Lorenzo Colombini, GEMA
GEMA a déclaré avoir achevé un projet de migration vers le cloud au cours de l’année dans le cadre de ce qu’elle appelle une « stratégie de développement axée sur les services » et introduit des outils basés sur l’IA pour accélérer les délais de traitement et les paiements.
« 2025 n’a pas été une année facile pour l’économie dans son ensemble. Il est donc d’autant plus gratifiant que GEMA ait une fois de plus obtenu d’aussi excellents résultats financiers », a ajouté Lorenzo Colombini, directeur financier de GEMA. « Bien que nos chiffres montrent un déclin dans des secteurs tels que le marché de la publicité et les enregistrements audio physiques, les tendances positives dans les secteurs de la musique live et du commerce en ligne ont plus que compensé ce déficit. De plus, GEMA développe régulièrement ses activités internationales, représentant les droits de nombreux titulaires de droits créatifs à l’étranger – un domaine dans lequel nous voyons un grand potentiel de croissance pour l’avenir.

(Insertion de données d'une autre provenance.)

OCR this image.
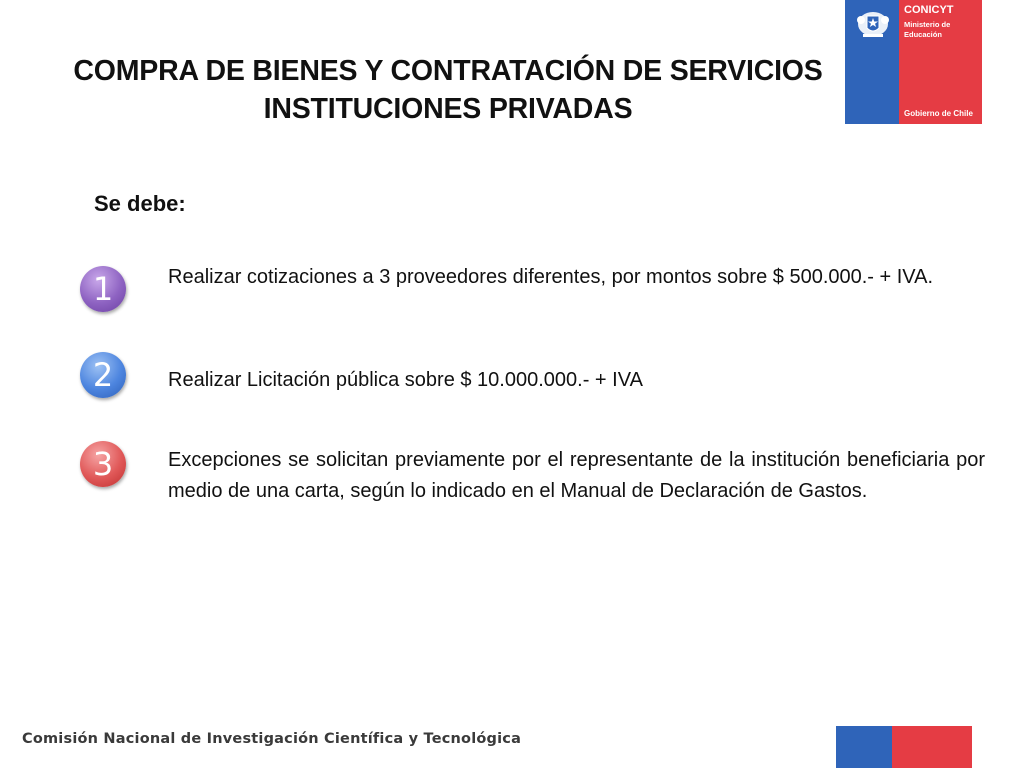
COMPRA DE BIENES Y CONTRATACIÓN DE SERVICIOS
INSTITUCIONES PRIVADAS
CONICYT
Ministerio de Educación
Gobierno de Chile
Se debe:
1	Realizar cotizaciones a 3 proveedores diferentes, por montos sobre $ 500.000.- + IVA.
2	Realizar Licitación pública sobre $ 10.000.000.- + IVA
3	Excepciones se solicitan previamente por el representante de la institución beneficiaria por medio de una carta, según lo indicado en el Manual de Declaración de Gastos.
Comisión Nacional de Investigación Científica y Tecnológica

«Nos objectifs pour 2026 restent clairs : préserver la stabilité financière de la GEMA et garantir ainsi les meilleures rémunérations possibles à nos membres.»
Le rapport de transparence de GEMA indique également que la société a finalisé la vente de sa filiale de distribution numérique Zebralution à la société de capital-investissement basée à New York Insight Holdings Group en décembre 2025, décrivant le désinvestissement comme faisant partie de son « développement stratégique ».
La vente, qui n’a eu aucun impact matériel sur les résultats financiers de GEMA à l’horizon 2025, intervient un peu plus de cinq ans après que la société a acquis une participation majoritaire dans la société berlinoise. Zebralution a depuis été intégré à Bookwire, soutenu par Insight.
Ailleurs en Allemagne, le marché de la musique enregistrée a augmenté 2,3 % sur un an en 2025 selon les chiffres publiés par l’Association allemande de l’industrie musicale, IBMVplus tôt ce mois-ci. Comme MBW l’avait souligné à l’époque, ce chiffre de 2,3 % dépassait à peine le taux d’inflation moyen de l’Allemagne de 2,2 %.